Upon finishing his studies, my friend did consider coming back home.
But he chose to stay, initially, to work for few years – meant to acquire much needed experience. It was a wise move. But as time went by he found himself a partner and, sooner than expected, he was a married man. Before he knew it he had two kids to support. That was the end of his dream of coming back home. Up to that point in our conversation I found nothing wrong with why he will stay overseas, rather than coming home. The good part of his stay in America was that all the time he was proud to tell anyone who cared to listen about his roots. He was proud of Botswana. And that gave him the glimmer of hope that one day he will come back to Kanye.
That hope, however, was shuttered when things started going pear shape for our country in the late 1990s. A shift in approach by the new captains meant that the country abandoned everything and anything that distinguished it from many others in the continent. We started to give undue power to politicians, thereby limiting those of civil servants – especially at the key ministries of Finance and Development Planning and, to some extent, Local Government and Lands. At Finance it was clear the priority was about development. Equally, Local Government brought services to end users.
It was meant to gather challenges affecting people and in turn provide solutions that best addressed identified challenges. The rise of politicians in the late 1990s effectively changed policy direction and overall governance of this place. With that everything started to go south.

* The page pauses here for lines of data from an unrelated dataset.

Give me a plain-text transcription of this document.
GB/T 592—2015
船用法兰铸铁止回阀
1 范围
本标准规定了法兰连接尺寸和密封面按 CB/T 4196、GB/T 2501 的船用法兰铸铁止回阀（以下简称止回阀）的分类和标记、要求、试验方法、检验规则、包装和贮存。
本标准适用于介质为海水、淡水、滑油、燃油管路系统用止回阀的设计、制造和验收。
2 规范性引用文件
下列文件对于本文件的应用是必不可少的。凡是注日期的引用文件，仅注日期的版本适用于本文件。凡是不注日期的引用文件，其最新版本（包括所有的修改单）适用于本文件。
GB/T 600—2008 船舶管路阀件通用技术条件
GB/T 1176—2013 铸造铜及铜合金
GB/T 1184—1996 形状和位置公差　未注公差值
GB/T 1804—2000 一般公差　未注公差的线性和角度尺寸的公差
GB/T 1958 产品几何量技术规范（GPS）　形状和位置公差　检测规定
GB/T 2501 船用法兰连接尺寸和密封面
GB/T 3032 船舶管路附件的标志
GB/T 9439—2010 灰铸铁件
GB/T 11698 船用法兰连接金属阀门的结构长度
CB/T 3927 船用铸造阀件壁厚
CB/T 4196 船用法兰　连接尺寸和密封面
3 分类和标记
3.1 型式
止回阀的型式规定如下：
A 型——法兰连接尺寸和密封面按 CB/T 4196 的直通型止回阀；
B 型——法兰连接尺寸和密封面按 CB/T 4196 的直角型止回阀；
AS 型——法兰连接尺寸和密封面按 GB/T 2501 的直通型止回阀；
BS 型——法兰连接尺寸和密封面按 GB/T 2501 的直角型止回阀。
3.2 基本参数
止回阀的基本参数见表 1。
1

By the mid 2000s, it was clear that my friend was never going to come home. Botswana was a country under siege. We had reached rock bottom as a people. Problems were emanating from all sides with far reaching implications for our society. A growing culture of corruption and impunity was taking shape in our public service. Sad, the leadership opted to look the other way. Consequently, we have as a country joined a league of failed states. You do not to look far to appreciate the sorry state in which we find ourselves as a country. The education system is in a mess. Not only are students failing at a historic level, the infrastructure is also failing.
This failure, unfortunately, is man made. Who can forget the Shakawe Senior Secondary mess in which millions were wasted on buildings without mere brick force? All that we could get was an apology from senior official of the Chinese company building the school. On top of that apology, we were refunded money that was meant to buy brick force! Welcome to the new Botswana.
And this is precisely why my friend find it hard to come back home. He cannot risk the future of his kids by getting them through our declining education system. He feels sorry for teachers who are expected to deliver under the current regime, one that does not acknowledge the centrality of teachers in the future of our country. He also cannot understand the paralysis that has engulfed us as a people. To him, we pretend that things are ok! And he cannot for a second allow himself and his kids to suffer under such a set up.
I took time after he left to appreciate his contentions about the current Botswana. Indeed, I shared similar sentiments with him. We are a country at crossroads. Sadly, the political leadership in charge of the republic seem not bothered that things are getting out of control. They appear to condone corruption. They come across far removed from everyday worries of many Batswana. But they need to face reality and start with much needed reforms by bringing back pride to our teachers. They need to restore trust among public servants. With those modest reforms, I am certain my friend will come back home and help make Botswana what our founding fathers envisaged many years ago.